The Charleston loophole allows gun dealers to sell a firearm if the background check has not been completed within three days. Convicted Charleston, South Carolina, church shooter Dylann Roof was said to have obtained a gun, despite an admission to police that he possessed drugs, because his background check was not completed within that time frame.

• Repeal the federal law granting broad immunity to gun dealers and gun-makers, the Protection of Lawful Commerce in Arms Act. Also, increase funding and enforcement authority for the Bureau of Alcohol, Tobacco, Firearms and Explosives. More funding for the bureau could support additional personnel and technology investments.

“The ABA believes civil remedies and administrative enforcement both play important roles in preventing gun violence,” Refo wrote.

• Support implementation of gun violence restraining orders, which enable state and local courts to temporarily remove guns from those likely to harm others or themselves. Such orders should comply with the Second Amendment and due process protections.

• Enact safe storage laws that define the requirements of safe storage of a firearm, require guns owners to meet those requirements, and promote safe storage education.

• Enact laws to ban possession and display of firearms at locations of legislative debate or voting. Exceptions to the ban would be made for authorized members of the military, law enforcement or security personnel.

“While this policy was adopted after the events at the U.S. Capitol on Jan. 6, 2021, it was developed and submitted well before then, in light of the emergence of armed intimidation around elections and public meetings,” Refo wrote.

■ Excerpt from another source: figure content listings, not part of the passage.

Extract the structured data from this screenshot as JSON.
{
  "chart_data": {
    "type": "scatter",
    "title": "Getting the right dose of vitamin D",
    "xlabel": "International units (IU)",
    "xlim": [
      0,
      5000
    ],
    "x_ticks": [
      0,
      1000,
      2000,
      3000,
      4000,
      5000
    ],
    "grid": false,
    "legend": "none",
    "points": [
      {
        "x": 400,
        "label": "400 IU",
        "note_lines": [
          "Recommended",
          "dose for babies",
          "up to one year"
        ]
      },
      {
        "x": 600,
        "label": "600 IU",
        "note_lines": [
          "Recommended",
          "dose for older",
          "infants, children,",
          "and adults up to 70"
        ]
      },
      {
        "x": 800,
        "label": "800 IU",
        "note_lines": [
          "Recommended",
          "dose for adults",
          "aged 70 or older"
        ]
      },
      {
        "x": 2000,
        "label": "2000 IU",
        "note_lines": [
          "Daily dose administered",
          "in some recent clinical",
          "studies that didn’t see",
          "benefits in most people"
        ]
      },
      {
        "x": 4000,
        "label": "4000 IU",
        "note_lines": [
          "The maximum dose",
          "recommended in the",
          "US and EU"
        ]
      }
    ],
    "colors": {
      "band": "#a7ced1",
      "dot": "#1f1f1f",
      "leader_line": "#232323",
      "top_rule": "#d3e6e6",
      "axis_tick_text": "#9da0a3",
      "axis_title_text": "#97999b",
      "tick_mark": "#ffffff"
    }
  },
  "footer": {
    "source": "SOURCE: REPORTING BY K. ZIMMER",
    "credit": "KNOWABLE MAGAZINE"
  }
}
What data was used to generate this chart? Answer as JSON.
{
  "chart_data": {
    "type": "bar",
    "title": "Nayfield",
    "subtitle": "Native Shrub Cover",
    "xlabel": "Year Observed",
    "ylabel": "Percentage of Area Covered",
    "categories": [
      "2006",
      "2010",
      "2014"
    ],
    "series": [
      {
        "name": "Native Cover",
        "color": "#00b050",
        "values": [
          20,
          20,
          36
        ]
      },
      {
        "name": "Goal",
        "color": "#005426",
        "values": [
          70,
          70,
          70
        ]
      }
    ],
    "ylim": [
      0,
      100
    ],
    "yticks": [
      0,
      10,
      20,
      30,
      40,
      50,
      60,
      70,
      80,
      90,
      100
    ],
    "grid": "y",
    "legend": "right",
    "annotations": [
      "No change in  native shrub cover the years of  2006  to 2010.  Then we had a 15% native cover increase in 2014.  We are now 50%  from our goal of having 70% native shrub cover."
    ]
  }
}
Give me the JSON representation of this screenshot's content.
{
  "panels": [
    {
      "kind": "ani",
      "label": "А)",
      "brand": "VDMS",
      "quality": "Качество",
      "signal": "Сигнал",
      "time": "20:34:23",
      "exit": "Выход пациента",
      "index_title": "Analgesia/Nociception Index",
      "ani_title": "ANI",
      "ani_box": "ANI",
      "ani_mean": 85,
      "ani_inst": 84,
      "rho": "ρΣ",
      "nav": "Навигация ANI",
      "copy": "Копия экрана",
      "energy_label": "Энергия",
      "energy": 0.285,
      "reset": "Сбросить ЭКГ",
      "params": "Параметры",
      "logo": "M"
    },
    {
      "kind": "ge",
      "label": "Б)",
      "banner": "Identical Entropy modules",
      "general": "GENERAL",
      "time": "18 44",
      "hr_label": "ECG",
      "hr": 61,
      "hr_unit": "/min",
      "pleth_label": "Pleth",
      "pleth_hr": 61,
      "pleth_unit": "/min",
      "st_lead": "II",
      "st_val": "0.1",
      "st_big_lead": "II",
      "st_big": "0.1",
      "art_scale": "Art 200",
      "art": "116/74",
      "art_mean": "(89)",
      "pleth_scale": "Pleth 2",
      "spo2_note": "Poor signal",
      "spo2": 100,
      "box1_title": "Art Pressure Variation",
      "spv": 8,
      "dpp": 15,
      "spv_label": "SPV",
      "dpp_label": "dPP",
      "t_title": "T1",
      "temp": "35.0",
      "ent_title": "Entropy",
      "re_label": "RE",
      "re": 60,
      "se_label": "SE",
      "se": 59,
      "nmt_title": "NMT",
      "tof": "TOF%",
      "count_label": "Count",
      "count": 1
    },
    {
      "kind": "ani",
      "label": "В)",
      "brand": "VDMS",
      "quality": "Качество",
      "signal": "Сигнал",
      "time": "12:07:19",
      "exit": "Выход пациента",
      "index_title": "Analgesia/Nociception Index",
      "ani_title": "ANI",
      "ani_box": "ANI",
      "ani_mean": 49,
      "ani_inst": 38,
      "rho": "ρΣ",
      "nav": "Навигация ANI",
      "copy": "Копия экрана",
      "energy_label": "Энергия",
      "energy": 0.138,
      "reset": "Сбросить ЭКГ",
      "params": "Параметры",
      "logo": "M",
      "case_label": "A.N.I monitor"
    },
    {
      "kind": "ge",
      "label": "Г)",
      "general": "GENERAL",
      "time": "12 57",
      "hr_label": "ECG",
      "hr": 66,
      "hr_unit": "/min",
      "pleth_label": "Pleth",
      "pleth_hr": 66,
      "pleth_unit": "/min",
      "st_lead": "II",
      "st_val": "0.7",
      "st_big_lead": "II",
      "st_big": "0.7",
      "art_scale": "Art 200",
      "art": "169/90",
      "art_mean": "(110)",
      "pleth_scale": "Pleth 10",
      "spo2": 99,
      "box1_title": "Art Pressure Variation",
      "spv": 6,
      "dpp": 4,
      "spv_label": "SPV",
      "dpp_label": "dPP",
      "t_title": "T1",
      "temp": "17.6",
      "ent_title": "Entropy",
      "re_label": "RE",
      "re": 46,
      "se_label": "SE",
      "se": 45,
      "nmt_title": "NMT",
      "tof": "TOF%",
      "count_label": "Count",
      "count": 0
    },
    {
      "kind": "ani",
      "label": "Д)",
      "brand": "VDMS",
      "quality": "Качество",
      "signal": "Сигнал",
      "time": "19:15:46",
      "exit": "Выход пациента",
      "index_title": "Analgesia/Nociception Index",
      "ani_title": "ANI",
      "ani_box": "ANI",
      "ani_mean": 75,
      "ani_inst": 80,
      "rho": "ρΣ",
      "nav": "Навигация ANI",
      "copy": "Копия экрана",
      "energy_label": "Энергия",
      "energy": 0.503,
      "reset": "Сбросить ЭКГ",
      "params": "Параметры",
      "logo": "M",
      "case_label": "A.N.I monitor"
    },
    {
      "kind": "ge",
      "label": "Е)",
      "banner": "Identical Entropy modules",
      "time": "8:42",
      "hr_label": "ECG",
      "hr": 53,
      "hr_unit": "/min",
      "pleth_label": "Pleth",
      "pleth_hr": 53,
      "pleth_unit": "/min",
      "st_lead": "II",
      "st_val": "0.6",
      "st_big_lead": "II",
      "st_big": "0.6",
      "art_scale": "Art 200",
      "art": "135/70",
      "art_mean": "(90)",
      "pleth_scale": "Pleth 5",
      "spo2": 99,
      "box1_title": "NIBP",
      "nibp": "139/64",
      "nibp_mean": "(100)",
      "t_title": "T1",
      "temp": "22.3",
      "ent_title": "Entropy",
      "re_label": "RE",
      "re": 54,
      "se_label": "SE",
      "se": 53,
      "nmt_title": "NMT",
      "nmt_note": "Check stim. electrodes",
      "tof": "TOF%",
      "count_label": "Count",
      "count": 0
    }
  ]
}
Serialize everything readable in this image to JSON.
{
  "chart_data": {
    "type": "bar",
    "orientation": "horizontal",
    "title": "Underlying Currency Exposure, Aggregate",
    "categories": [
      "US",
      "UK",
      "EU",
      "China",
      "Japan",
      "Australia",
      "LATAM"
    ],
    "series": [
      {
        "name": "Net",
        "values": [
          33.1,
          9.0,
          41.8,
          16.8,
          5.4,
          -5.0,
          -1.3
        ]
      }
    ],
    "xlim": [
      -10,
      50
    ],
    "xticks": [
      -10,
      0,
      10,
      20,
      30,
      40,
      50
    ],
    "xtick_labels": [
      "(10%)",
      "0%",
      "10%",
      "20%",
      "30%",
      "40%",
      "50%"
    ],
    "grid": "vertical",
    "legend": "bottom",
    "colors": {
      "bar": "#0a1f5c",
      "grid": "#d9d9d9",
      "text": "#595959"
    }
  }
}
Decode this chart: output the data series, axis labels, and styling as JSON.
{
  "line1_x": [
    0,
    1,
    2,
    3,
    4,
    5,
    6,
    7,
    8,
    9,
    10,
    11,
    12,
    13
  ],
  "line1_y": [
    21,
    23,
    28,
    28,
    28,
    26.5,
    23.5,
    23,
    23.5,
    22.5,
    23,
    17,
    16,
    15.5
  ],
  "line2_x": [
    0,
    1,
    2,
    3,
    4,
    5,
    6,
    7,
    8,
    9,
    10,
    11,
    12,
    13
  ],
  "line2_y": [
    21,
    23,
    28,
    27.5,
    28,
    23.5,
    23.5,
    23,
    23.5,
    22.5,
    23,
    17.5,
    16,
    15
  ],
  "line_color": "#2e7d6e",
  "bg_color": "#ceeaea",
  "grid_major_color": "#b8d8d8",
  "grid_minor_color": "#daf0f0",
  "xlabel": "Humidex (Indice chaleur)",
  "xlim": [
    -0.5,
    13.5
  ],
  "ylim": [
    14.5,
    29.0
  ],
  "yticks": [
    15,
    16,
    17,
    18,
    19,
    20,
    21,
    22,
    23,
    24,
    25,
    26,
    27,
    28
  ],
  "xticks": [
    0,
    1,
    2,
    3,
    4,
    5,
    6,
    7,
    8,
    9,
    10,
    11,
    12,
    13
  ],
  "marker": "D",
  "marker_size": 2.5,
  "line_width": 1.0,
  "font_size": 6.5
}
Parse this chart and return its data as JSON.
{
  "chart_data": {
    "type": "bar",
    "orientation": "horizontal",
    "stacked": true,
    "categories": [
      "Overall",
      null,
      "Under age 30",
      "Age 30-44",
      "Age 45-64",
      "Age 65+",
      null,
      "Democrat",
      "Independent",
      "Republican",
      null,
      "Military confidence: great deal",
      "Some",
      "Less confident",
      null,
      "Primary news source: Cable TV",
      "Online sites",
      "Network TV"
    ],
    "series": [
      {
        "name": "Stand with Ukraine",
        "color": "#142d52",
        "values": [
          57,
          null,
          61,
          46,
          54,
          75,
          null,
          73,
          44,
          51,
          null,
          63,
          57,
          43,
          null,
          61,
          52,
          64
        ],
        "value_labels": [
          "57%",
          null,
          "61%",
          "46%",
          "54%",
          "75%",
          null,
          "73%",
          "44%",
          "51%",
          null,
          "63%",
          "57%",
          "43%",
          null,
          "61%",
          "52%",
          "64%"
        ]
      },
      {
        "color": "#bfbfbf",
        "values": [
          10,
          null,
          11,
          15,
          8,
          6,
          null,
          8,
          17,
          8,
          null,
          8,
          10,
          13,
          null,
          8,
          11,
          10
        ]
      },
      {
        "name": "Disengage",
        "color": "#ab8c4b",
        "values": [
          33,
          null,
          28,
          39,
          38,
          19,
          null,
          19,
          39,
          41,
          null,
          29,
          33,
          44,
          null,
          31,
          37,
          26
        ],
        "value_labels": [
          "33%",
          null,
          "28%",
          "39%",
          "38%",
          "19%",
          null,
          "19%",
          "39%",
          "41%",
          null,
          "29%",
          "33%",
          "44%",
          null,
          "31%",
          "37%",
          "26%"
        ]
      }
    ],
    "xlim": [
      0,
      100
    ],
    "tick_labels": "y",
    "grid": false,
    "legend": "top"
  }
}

Refo said the ABA is confident that all the proposals, if enacted, would withstand constitutional scrutiny.

“The Supreme Court, in District of Columbia v. Heller (2008), concluded that Second Amendment rights are not unlimited,” Refo wrote. “In his opinion for the majority, Justice Antonin Scalia wrote that the Second Amendment should not be understood as conferring a ‘right to keep and carry any weapon whatsoever in any manner whatsoever and for whatever purpose.’ While federal courts since Heller have occasionally struck down some outlier laws on Second Amendment grounds, in the vast majority of cases, they have upheld a broad range of firearm regulations as constitutional, consistent with Heller.

“These critical laws save lives—it has repeatedly been demonstrated that states with evidence-informed, constitutional firearm laws also have lower rates of gun violence.”